Targeted microbubbles
In research, microbubbles targeted to the angiogenic vasculature have been developed for imaging of oncological disease. The drugs are targeted toward trans-membrane receptor proteins[46,47] through monoclonal antibodies and receptor-specific peptides, growth factor receptors such as VEGF2, that are signalling factors for angiogenic activity[48,49] or expressed genes on activated endothelial cells, which can become overexpressed in the immature tumour vasculature due to tumour necrosis factors[50]. Research on drug-loaded microbubbles with and without a targeted technique is in progress and the future will show the implications in cancer patients.
Key points.
CEUS is an inexpensive, fast and easy way to characterize lesions in cancer patients.

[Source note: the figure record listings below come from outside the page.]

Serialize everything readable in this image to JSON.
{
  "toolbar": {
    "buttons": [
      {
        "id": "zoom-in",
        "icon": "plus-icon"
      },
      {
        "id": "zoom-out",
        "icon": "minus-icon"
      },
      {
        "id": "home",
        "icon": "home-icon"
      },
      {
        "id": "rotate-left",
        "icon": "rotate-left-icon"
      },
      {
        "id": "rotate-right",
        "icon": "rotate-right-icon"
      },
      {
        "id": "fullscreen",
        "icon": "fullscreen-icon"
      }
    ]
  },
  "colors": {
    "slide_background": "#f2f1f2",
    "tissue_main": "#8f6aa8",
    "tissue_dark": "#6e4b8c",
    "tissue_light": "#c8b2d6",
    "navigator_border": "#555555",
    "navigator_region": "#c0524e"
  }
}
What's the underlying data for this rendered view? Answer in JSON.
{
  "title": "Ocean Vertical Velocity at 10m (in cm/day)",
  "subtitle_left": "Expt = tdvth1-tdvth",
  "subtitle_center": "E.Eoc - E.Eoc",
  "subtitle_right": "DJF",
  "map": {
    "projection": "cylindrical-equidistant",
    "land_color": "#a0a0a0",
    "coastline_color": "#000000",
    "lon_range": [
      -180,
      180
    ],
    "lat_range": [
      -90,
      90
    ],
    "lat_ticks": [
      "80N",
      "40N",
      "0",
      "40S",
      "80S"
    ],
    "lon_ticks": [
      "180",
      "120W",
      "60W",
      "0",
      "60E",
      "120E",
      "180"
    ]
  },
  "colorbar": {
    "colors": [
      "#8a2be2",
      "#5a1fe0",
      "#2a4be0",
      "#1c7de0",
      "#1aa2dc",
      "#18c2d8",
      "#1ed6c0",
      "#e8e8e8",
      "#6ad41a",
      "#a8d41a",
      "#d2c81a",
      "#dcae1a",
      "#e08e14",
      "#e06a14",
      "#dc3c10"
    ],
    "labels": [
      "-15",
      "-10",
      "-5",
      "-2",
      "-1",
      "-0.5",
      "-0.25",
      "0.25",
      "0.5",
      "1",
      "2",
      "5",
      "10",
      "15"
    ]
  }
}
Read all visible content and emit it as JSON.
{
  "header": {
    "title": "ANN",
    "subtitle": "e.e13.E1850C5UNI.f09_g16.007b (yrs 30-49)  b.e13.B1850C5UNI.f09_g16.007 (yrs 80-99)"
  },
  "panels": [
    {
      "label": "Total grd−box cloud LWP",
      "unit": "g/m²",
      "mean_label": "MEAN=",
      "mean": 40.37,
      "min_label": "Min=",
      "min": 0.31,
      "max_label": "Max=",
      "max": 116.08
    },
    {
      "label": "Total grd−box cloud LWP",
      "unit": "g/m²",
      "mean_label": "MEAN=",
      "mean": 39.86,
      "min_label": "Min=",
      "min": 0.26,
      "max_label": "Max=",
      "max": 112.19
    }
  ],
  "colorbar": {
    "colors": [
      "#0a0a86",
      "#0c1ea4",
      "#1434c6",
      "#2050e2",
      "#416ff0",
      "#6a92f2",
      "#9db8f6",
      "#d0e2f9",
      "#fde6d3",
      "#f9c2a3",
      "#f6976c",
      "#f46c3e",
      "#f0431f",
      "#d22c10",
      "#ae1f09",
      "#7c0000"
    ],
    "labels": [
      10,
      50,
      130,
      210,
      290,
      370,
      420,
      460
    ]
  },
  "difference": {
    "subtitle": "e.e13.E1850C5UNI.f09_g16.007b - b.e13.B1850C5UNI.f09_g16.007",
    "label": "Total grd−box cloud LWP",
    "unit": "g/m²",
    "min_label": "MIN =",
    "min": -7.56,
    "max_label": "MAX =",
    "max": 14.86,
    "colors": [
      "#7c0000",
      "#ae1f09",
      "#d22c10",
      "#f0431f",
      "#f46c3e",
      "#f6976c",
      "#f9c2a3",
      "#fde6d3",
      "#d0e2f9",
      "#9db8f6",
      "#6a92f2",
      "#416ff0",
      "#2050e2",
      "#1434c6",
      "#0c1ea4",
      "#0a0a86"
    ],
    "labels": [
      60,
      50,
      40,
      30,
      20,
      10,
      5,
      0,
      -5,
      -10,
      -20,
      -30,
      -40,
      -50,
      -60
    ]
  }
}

In many institutions, the technique has replaced biopsy and multi-phase contrast-enhanced CT and MRI.
Advantages of the DCE-US technique are that the microbubbles serve as a real blood pool agent and with no limitations in the number of samples and the temporal resolution compared with DCE-CT and DCE-MRI.
DCE-US seems to be valuable in the prediction of responders in anti-angiogenic treatment, response evaluation following interventional image-guided cancer treatment and in optimization of US-guided biopsies.
Targeted microbubbles may change the method of diagnosis and treatment.